In this regard, the strong message sent by the ICO will provide Mr McNamara, and the Kwik Fix victims, with a measure of comfort this Christmas that cold calling could be costly if it isn't conducted appropriately.

Amber discovered this in April this year when they were fined £50,000 for their failure to comply with the rules on unsolicited direct marketing calls under the Privacy and Electronic Communications Regulations 2003.

Between the months of May 2011 and April 2013 Amber made nearly four million telephone calls, of which roughly 80-90% were direct marketing calls. Amber subsequently appealed the monetary penalty issued by the ICO, a penalty which has now been upheld.

The Tribunal dismissed appellant's evidence as fundamentally lacking in relevance and detail before handing down its verdict that 'the penalty was appropriate (or, indeed, lenient) in the circumstances, and the appellant has no legitimate complaint concerning its size'.
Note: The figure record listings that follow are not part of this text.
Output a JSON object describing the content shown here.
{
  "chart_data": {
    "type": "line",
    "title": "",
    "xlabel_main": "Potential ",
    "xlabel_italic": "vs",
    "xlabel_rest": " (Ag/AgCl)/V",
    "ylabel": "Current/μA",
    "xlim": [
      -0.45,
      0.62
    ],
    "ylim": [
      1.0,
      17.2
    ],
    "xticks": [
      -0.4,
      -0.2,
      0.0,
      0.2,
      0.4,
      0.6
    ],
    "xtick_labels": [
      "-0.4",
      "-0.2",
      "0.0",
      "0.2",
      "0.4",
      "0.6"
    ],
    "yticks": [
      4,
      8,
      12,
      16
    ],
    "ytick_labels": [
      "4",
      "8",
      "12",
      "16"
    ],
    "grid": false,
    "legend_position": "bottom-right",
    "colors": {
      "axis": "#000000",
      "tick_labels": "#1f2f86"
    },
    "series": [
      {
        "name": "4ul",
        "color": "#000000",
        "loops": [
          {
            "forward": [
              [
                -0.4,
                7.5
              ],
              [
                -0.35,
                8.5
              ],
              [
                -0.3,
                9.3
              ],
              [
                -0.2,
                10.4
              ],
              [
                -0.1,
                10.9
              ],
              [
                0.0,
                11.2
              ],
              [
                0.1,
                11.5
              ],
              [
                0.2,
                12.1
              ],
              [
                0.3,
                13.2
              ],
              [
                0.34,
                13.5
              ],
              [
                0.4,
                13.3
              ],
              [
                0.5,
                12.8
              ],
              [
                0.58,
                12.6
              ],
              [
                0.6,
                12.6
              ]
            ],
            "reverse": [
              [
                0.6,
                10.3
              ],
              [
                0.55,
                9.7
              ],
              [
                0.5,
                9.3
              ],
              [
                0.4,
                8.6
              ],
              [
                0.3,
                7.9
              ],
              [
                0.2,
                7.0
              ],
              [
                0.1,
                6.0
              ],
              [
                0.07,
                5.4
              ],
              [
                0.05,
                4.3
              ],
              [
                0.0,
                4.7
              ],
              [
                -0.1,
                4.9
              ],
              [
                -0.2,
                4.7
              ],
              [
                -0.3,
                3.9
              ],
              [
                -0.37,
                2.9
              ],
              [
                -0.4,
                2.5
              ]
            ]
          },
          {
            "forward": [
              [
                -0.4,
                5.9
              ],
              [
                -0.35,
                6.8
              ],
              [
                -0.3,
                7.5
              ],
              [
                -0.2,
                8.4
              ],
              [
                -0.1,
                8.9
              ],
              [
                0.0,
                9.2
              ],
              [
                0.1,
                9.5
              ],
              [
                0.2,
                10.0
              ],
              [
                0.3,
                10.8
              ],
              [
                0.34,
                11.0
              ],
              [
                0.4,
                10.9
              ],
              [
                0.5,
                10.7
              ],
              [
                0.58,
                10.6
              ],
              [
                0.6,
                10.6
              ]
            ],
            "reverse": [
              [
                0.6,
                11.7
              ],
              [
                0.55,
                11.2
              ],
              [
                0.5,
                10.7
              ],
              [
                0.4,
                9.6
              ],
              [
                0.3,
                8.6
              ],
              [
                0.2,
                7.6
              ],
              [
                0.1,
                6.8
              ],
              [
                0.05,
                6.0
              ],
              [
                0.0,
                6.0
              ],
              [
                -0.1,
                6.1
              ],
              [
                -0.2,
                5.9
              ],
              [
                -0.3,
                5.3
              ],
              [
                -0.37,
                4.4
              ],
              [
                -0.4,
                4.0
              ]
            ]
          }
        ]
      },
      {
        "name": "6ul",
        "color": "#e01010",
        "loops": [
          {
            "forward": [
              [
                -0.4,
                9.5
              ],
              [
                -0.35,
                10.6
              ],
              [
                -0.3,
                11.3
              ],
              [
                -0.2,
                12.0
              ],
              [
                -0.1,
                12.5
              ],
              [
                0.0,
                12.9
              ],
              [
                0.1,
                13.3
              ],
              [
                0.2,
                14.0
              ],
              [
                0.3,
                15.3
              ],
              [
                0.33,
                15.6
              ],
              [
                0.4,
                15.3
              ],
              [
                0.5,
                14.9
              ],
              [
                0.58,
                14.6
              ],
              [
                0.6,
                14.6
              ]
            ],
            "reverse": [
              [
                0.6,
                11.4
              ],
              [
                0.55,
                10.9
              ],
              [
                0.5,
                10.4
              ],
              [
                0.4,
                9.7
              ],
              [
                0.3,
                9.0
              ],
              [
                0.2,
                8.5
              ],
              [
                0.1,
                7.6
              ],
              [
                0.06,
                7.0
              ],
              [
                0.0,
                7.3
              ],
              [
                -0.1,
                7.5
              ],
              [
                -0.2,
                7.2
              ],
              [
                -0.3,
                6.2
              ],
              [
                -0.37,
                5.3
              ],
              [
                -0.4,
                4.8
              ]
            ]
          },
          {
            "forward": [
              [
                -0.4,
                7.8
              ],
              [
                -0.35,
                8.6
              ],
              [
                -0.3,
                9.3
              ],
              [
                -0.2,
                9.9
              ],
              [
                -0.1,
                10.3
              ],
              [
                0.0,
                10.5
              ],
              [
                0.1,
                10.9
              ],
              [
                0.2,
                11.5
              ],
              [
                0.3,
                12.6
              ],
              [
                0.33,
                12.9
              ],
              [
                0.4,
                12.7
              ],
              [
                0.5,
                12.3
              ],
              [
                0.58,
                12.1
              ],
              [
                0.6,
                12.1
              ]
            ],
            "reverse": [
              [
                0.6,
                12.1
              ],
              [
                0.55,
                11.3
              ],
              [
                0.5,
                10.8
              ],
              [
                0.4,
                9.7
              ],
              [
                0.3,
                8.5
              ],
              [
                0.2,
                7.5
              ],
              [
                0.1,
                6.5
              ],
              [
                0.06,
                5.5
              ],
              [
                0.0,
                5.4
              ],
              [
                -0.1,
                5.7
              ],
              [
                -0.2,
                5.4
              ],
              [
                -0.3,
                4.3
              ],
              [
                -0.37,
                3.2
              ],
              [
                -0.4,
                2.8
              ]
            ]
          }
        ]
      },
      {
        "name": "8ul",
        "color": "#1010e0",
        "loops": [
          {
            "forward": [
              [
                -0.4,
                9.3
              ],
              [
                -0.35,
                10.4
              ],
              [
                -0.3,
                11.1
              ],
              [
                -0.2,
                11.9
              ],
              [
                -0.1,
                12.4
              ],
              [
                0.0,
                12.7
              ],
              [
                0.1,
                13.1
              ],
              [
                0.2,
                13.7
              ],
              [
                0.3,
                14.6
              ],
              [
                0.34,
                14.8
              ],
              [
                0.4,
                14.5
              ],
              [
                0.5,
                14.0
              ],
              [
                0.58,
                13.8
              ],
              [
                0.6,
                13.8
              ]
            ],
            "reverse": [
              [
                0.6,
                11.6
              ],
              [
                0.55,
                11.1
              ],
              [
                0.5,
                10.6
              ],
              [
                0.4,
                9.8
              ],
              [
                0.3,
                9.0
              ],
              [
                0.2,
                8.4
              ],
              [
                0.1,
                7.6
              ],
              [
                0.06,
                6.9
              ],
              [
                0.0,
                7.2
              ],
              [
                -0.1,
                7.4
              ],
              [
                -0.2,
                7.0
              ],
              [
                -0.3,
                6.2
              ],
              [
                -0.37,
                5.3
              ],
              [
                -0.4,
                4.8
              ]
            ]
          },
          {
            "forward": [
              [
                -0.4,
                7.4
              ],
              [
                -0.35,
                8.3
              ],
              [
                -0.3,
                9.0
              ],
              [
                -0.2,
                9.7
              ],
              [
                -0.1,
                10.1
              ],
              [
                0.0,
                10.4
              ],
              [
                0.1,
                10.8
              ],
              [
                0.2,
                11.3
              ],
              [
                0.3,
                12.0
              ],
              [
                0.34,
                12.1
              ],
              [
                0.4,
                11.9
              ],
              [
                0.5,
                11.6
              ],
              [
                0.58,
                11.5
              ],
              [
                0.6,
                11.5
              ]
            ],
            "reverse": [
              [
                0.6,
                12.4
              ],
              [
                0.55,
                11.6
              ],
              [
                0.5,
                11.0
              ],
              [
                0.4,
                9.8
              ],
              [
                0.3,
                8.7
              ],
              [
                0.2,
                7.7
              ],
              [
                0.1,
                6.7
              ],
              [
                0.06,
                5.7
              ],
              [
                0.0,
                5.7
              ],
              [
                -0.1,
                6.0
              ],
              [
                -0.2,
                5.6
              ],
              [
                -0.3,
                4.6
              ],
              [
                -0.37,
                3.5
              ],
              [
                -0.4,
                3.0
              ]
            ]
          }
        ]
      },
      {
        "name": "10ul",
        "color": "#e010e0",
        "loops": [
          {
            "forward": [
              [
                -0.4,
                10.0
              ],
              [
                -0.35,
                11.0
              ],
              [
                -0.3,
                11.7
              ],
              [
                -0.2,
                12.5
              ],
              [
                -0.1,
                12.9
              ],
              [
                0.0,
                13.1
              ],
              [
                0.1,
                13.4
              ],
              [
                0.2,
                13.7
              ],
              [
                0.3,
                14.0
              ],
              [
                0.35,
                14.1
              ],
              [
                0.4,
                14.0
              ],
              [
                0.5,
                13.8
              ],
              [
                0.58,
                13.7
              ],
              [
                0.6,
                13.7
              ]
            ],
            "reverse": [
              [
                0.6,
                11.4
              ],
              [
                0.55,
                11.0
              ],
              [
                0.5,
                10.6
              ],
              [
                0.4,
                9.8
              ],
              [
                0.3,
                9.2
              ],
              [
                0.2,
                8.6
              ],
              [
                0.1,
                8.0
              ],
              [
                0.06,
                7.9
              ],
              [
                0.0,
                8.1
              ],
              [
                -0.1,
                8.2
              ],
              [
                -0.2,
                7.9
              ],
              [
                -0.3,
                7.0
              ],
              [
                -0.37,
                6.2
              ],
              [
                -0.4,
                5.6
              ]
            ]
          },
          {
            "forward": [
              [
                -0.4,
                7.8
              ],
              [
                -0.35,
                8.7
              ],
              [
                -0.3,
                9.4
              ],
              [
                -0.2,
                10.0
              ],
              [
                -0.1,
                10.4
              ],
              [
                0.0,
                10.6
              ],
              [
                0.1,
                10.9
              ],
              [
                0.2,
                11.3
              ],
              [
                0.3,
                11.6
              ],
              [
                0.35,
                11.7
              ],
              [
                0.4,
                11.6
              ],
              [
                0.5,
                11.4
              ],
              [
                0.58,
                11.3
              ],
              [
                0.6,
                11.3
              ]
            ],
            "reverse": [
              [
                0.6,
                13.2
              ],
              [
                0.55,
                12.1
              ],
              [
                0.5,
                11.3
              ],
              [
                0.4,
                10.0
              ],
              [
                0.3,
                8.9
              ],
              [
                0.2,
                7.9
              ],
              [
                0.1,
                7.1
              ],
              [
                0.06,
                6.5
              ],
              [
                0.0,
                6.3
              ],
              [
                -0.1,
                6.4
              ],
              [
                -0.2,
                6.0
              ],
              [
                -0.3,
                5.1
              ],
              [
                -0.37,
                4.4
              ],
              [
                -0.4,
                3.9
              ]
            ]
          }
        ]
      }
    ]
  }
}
The Amber decision, delivered last week, is, to date, the most extensive analysis of the monetary penalty process. Both it, and the Kwik Fix case, add to a number of direct marketing monetary penalties that have been issued by the ICO in 2014, with no sign of any let up by the ICO in his pursuit of direct marketers, this appeal provides further evidence of the fact that companies must ensure their compliance with the Regulations and the Data Protection Act and that it is worthwhile for consumers to make a complaint.